[ENH] distribution transformations, calibration

[fkiraly]

Discussion with @benHeid on probability calibration indicates that we may like to have another special category of transformations: distribution-to-distribution, possibly with a secondary input being samples.

Examples:

• quantile calibration - fit(X=y_proba, y_true), where y_proba are proba predictions, and y_true is a calibration sample. Both y_proba and y_true have 2D shape (N, d).
• model estimation, distribution fitting - fit(X).transform(X) produces a distribution of same shape as X. If X is assumed i.i.d. sample, the distribution estimated is scalar, or same shape as a row of X. Question is what the output should be, even if the "genuine" estimate is a scalar or row distribution. Perhaps a hybrid interface with estimate - can be row, scalar - and transform - always array - can be helpful here.
• distribution smoothing or simplification - e.g., fit a closeby semi-paramtric or parametric distribution to another distribution. For instance, replace an Empirical by a QPD.

[benHeid]

I am unsure if I understand it correctly. Should this be a transformer that calibrates the quantiles? E.g. like: https://scikit-learn.org/stable/modules/calibration.html

[benHeid]

• quantile calibration - fit(X=y_proba, y_true), where y_proba are proba predictions, and y_true is a calibration sample. Both y_proba and y_true have 2D shape (N, d).

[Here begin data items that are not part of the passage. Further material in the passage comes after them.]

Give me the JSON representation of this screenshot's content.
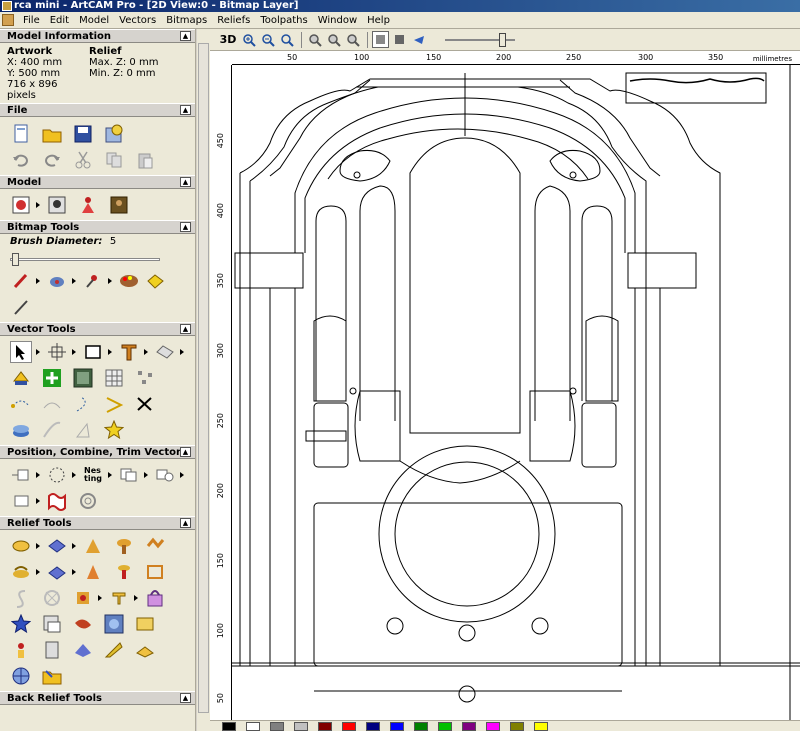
{
  "window": {
    "title": "rca mini - ArtCAM Pro - [2D View:0 - Bitmap Layer]"
  },
  "menu": [
    "File",
    "Edit",
    "Model",
    "Vectors",
    "Bitmaps",
    "Reliefs",
    "Toolpaths",
    "Window",
    "Help"
  ],
  "model_info": {
    "header": "Model Information",
    "artwork_head": "Artwork",
    "artwork_x": "X: 400 mm",
    "artwork_y": "Y: 500 mm",
    "artwork_px": "716 x 896 pixels",
    "relief_head": "Relief",
    "relief_max": "Max. Z: 0 mm",
    "relief_min": "Min. Z: 0 mm"
  },
  "sections": {
    "file": "File",
    "model": "Model",
    "bitmap": "Bitmap Tools",
    "vector": "Vector Tools",
    "position": "Position, Combine, Trim Vectors",
    "relief": "Relief Tools",
    "back_relief": "Back Relief Tools"
  },
  "bitmap_tools": {
    "brush_label": "Brush Diameter:",
    "brush_value": "5"
  },
  "toolbar": {
    "label_3d": "3D"
  },
  "ruler": {
    "top_ticks": [
      "50",
      "100",
      "150",
      "200",
      "250",
      "300",
      "350"
    ],
    "left_ticks": [
      "450",
      "400",
      "350",
      "300",
      "250",
      "200",
      "150",
      "100",
      "50"
    ],
    "units": "millimetres"
  },
  "palette": [
    "#000000",
    "#ffffff",
    "#808080",
    "#c0c0c0",
    "#800000",
    "#ff0000",
    "#000080",
    "#0000ff",
    "#008000",
    "#00c000",
    "#800080",
    "#ff00ff",
    "#808000",
    "#ffff00"
  ],
  "icons": {
    "file_row1": [
      "new-file-icon",
      "open-folder-icon",
      "save-disk-icon",
      "setup-icon"
    ],
    "file_row2": [
      "undo-icon",
      "redo-icon",
      "cut-icon",
      "copy-icon",
      "paste-icon"
    ]
  }
}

Why should have y_true the same shape as y_proba? I would assume that y_proba needs to have an additional dimension since it contains predicted quantiles while y_trueare the actual values.

• model estimation, distribution fitting - fit(X).transform(X) produces a distribution of same shape as X. If X is assumed i.i.d. sample, the distribution estimated is scalar, or same shape as a row of X. Question is what the output should be, even if the "genuine" estimate is a scalar or row distribution. Perhaps a hybrid interface with estimate - can be row, scalar - and transform - always array - can be helpful here.
• distribution smoothing or simplification - e.g., fit a closeby semi-paramtric or parametric distribution to another distribution. For instance, replace an Empirical by a QPD.

regarding these both bullet points, I assume that we need to discuss this in a meeting. I am not sure if I understand this correctly.

In general, I think such a transformers would be very useful.

[fkiraly]

I am unsure if I understand it correctly. Should this be a transformer that calibrates the quantiles?

Exactly!

I am unsure if I understand it correctly. Should this be a transformer that calibrates the quantiles?

I am considering the distribution objects, as inheriting from BaseDistribution - the parameterization by quantiles is dealt with, e.g., via the iterable alpha argument of the quantile method, so at the object level, you only have two relevant dimensions.

The quantile returns will indeed have three dimensions, one more than y_true.

regarding these both bullet points, I assume that we need to discuss this in a meeting. I am not sure if I understand this correctly.

Sure - one of the dev meetings? It is probably not clear in this brevity, possibly I need to write an API design proposal.